Elles jetaient la tête en arrière avec joie, les coiffes en collision, alors qu’elles se poussaient pour se rapprocher de lui. Une main ornée de bijoux lui caressa la manche. Une des dames les plus agressives attrapa son bras et le retourna pour lui faire face.

Ses yeux balayèrent le hall d’entrée et se dirigèrent vers l’escalier. Il regarda dans sa direction. Elle était debout, absorbée. Ses yeux rencontrèrent les siens. Il se retourna, mais elle garda son regard sur lui. Un moment plus tard, il la regarda à nouveau.

Cette fois leurs yeux se rencontrèrent. Un sourire en rencontra un autre. Il s’excusa et sa silhouette gracieuse glissa à travers la pression croissante des corps. Il la rencontra dans les escaliers, au-dessus de la foule.

Ils étaient séparés du reste de l’humanité, comme s’ils avaient étés balayés dans un nuage.

« C’est un plaisir de vous rencontrer, ma belle dame. Permettez-moi de me présenter. Je suis votre hôte, Matthew Guilford. »

Il lui prit la main et la porta à ses lèvres avant qu’elle ne dise un mot. L’image du vieil homme haletant flétrit et mourut. « Et je suis Lady Topaz Plantagenet, du Château de Warwick. »

Elle ne put pas se souvenir d’un autre mot prononcé par l’un ou l’autre… sauf sa dernière question avant de s’excuser.

« Seriez-vous si gentille de m’honorer de votre présence lors d’une promenade dans les jardins après le dîner, madame ? »

Elle écouta sa voix disant oui.

Alors que la musique et les mimes résonnaient, Topaz ne pouvait même penser à manger.

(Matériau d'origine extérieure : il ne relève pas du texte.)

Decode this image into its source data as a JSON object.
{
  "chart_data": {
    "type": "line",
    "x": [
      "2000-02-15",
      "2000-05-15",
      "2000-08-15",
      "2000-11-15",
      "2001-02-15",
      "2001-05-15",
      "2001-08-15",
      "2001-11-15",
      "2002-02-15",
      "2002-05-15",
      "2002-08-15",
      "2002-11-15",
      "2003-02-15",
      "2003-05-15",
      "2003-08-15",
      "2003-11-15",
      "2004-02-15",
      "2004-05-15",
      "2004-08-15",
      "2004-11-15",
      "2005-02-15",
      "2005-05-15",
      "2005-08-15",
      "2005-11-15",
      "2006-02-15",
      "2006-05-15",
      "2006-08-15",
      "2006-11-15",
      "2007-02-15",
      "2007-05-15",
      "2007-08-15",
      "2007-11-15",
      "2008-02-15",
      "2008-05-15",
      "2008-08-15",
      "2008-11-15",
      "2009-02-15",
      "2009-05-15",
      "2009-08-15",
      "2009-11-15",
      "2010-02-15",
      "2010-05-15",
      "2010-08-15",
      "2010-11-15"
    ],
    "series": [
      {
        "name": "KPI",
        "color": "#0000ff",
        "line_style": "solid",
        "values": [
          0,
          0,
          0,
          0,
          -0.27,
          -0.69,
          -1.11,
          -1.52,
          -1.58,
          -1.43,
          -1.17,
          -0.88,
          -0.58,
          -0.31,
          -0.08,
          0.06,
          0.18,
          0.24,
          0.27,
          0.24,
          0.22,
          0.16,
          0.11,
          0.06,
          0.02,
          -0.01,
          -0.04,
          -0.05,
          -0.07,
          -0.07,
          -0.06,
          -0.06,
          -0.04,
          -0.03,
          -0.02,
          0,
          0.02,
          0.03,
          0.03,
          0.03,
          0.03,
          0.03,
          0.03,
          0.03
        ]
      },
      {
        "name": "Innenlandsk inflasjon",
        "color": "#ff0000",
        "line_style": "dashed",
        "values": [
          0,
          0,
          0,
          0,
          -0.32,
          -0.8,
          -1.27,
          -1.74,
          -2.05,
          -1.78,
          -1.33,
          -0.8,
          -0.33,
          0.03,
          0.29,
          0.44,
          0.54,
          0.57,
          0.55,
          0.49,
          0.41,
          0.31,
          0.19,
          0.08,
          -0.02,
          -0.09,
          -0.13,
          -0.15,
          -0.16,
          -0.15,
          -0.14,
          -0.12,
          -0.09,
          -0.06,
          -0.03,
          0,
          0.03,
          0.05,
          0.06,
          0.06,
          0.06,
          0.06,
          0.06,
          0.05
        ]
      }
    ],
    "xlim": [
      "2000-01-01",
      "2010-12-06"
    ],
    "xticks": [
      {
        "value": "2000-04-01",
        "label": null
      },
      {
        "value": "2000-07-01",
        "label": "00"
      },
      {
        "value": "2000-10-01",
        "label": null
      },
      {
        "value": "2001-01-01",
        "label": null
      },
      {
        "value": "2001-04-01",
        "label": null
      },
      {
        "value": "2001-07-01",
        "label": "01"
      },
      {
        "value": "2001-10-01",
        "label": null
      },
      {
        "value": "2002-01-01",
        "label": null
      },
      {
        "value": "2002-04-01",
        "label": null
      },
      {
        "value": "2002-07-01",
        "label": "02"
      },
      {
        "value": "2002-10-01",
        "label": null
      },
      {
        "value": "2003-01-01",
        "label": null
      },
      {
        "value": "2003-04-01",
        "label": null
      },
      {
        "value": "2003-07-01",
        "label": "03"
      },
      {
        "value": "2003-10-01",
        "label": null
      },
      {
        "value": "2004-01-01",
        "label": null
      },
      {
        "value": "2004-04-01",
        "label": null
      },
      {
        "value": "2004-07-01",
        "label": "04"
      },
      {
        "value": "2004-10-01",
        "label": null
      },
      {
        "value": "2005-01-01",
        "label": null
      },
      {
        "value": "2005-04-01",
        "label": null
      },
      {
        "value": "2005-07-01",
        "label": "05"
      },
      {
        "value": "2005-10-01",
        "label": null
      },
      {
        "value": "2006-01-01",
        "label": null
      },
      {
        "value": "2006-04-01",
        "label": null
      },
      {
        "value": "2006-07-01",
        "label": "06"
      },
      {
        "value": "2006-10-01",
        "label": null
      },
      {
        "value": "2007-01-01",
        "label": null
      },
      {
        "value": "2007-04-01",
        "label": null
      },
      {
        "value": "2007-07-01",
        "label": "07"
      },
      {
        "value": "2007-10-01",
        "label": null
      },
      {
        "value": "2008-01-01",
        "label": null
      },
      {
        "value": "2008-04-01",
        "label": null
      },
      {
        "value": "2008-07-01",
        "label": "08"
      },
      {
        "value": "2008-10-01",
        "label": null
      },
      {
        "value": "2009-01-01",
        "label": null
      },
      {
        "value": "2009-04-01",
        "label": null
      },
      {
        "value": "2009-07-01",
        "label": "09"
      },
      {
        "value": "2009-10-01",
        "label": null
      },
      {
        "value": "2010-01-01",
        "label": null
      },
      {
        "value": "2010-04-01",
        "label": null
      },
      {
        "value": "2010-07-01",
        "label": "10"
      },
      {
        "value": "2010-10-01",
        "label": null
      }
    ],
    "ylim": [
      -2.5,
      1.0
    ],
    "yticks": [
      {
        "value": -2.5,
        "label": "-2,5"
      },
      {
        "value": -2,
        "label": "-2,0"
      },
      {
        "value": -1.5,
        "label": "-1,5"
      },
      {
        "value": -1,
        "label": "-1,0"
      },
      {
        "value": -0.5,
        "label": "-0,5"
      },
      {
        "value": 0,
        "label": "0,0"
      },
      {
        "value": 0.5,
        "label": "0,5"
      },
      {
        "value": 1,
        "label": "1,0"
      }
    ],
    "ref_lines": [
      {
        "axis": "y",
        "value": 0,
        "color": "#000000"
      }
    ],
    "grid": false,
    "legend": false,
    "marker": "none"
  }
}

La vue de toutes les volailles rôties, viandes et plats à la vapeur lui fit tourner l’estomac. Elle dit à peine un mot à ceux qui étaient assis autour d’elle à la longue table. Elle se fichait des récoltes, du climat et même des explorations au Nouveau Monde - pas maintenant. Elle ne pouvait que regarder cette tête blond foncé, ce sourire chaleureux, et ce corps exquis si magnifiquement habillé.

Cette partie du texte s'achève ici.